Our data might lead you to conclude that we are claiming that women are not ambitious or that women should not be offered positions of power. But such conclusions would mischaracterize the research. Being ambitious means having or showing a strong desire and determination to succeed. But success, especially professional success, means different things to different people. … So, if one defines professional ambition narrowly as achieving power over others, then women are less ambitious. But most people — especially women — do not define professional success in this narrow way.

Based on these data, we cannot make value judgments about whether men and women’s differing views of professional advancement are good or bad, or rational or irrational for individuals, organizations, or society. It is possible that men and women are correctly predicting the differential experiences that they would encounter with professional advancement and are making sound decisions. It is also possible that women are overestimating the negative consequences associated with power, that men are underestimating them, or both.

Finally, some reason on this subject.

Slate writer, who reports on these studies struggles with the findings of these surveys, is unwilling to let go of the female oppression argument:

There’s a prevailing feeling in some feminist circles that we’ve all got to stick to the black-and-white party line because so much is at stake, especially since those who’d dismiss claims of discrimination will grasp onto anything within reach to support their flimsy case…
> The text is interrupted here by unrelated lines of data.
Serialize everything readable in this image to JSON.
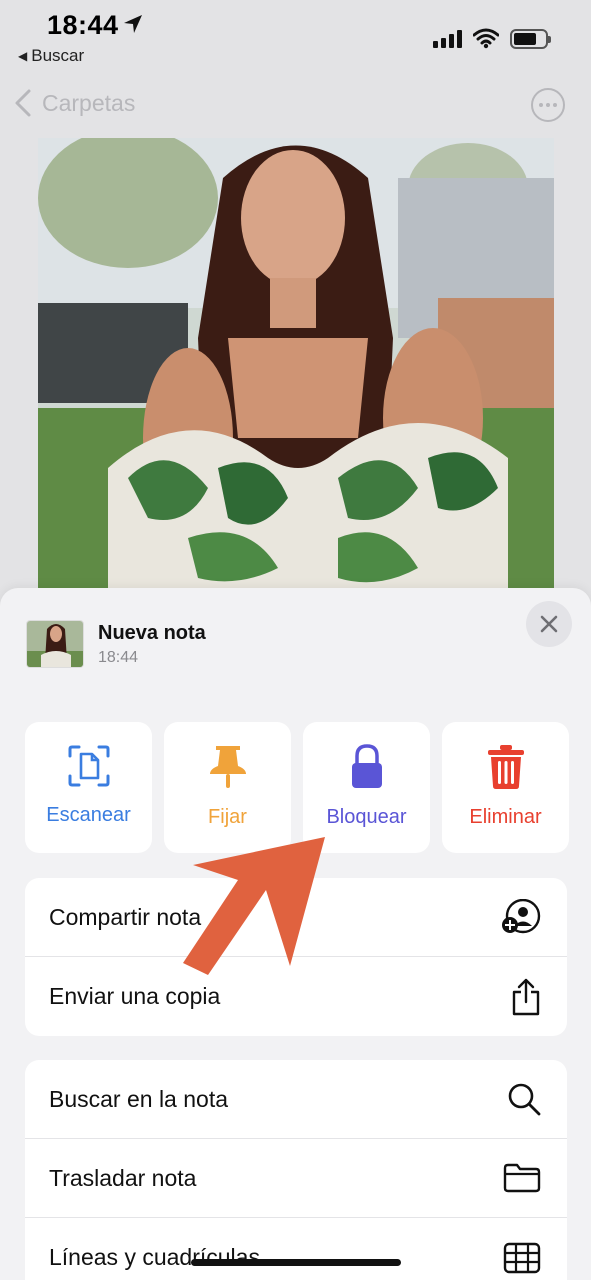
{
  "status_bar": {
    "time": "18:44",
    "back_app": "Buscar"
  },
  "nav": {
    "back_label": "Carpetas"
  },
  "note": {
    "title": "Nueva nota",
    "time": "18:44"
  },
  "actions": [
    {
      "label": "Escanear",
      "icon": "scan-document-icon",
      "color": "#3a7de0"
    },
    {
      "label": "Fijar",
      "icon": "pin-icon",
      "color": "#f0a33a"
    },
    {
      "label": "Bloquear",
      "icon": "lock-icon",
      "color": "#5a55d6"
    },
    {
      "label": "Eliminar",
      "icon": "trash-icon",
      "color": "#e8402f"
    }
  ],
  "menu_groups": [
    [
      {
        "label": "Compartir nota",
        "icon": "share-person-icon"
      },
      {
        "label": "Enviar una copia",
        "icon": "share-upload-icon"
      }
    ],
    [
      {
        "label": "Buscar en la nota",
        "icon": "search-icon"
      },
      {
        "label": "Trasladar nota",
        "icon": "folder-icon"
      },
      {
        "label": "Líneas y cuadrículas",
        "icon": "grid-icon"
      }
    ]
  ],
  "colors": {
    "annotation_arrow": "#e0623f",
    "sheet_bg": "#f2f2f4"
  }
}
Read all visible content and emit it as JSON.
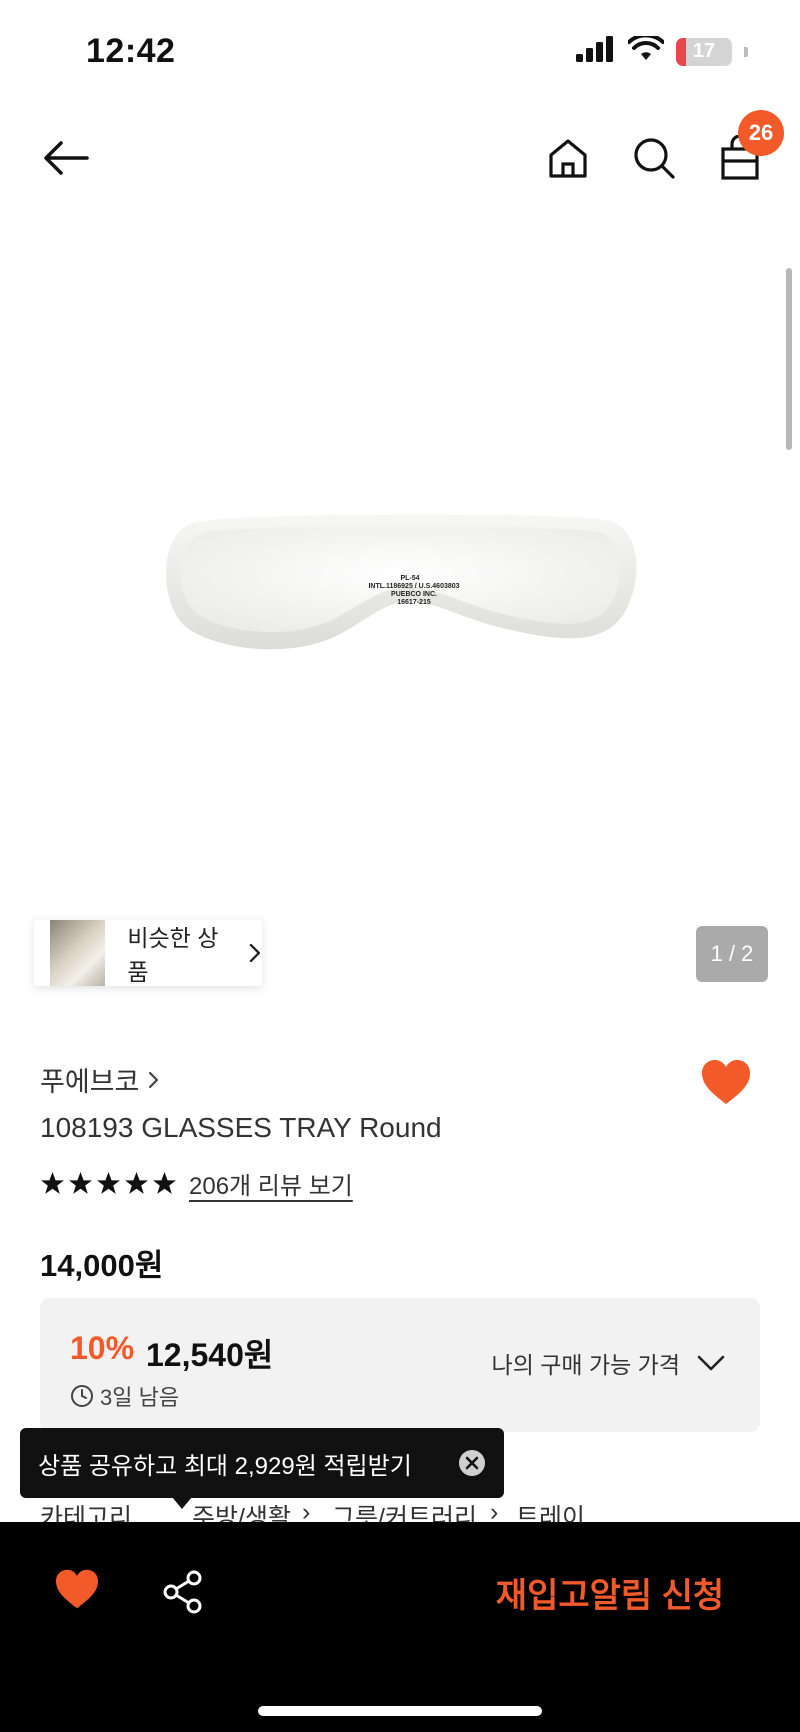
{
  "status_bar": {
    "time": "12:42",
    "battery_percent": "17",
    "battery_level": 0.17
  },
  "nav": {
    "cart_count": "26"
  },
  "gallery": {
    "similar_label": "비슷한 상품",
    "page_indicator": "1 / 2",
    "print_lines": [
      "PL-54",
      "INTL.1186925 / U.S.4603803",
      "PUEBCO INC.",
      "16617-215"
    ]
  },
  "product": {
    "brand": "푸에브코",
    "name": "108193 GLASSES TRAY Round",
    "rating_stars": 5,
    "review_link": "206개 리뷰 보기",
    "original_price": "14,000원"
  },
  "discount": {
    "rate": "10%",
    "price": "12,540원",
    "time_left": "3일 남음",
    "my_price_label": "나의 구매 가능 가격"
  },
  "tooltip": {
    "text": "상품 공유하고 최대 2,929원 적립받기"
  },
  "category": {
    "label": "카테고리",
    "path": [
      "주방/생활",
      "그릇/커트러리",
      "트레이"
    ]
  },
  "bottom_bar": {
    "restock_label": "재입고알림 신청"
  },
  "colors": {
    "accent": "#f25a29",
    "bottom_bar": "#000000",
    "discount_box": "#f2f2f2"
  }
}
But oppression is complicated, and people are, too. This is a both-and situation, not an either-or; one explanation of gender inequity being true does not make the other not true. There are plenty of well-documented external barriers to women rising in the workplace—little things like getting disproportionately negative performance reviews and not being hired in the first place—but women’s preferences, which are deeply informed by things like imposter syndrome and socialization toward family care, are just as relevant…

This should be liberating for young women in the marketplace and those in college deciding their next steps. We should not fear finger-wagging or nods of disapproval from our elders over our career decisions. A young female lawyers who chooses to exit the partner track to start a family and stay at home should not be frowned upon by her mentors such as in a past episode of tv drama “The Good Wife” when Elisha tries to convince her bright and promising first-year mentee not to leave practice entirely.

In a free society we have to be okay with the choices individuals make for themselves and their families. Progress for the sake of progress at the expense of personal goals and desires eventually lead to hollow individuals.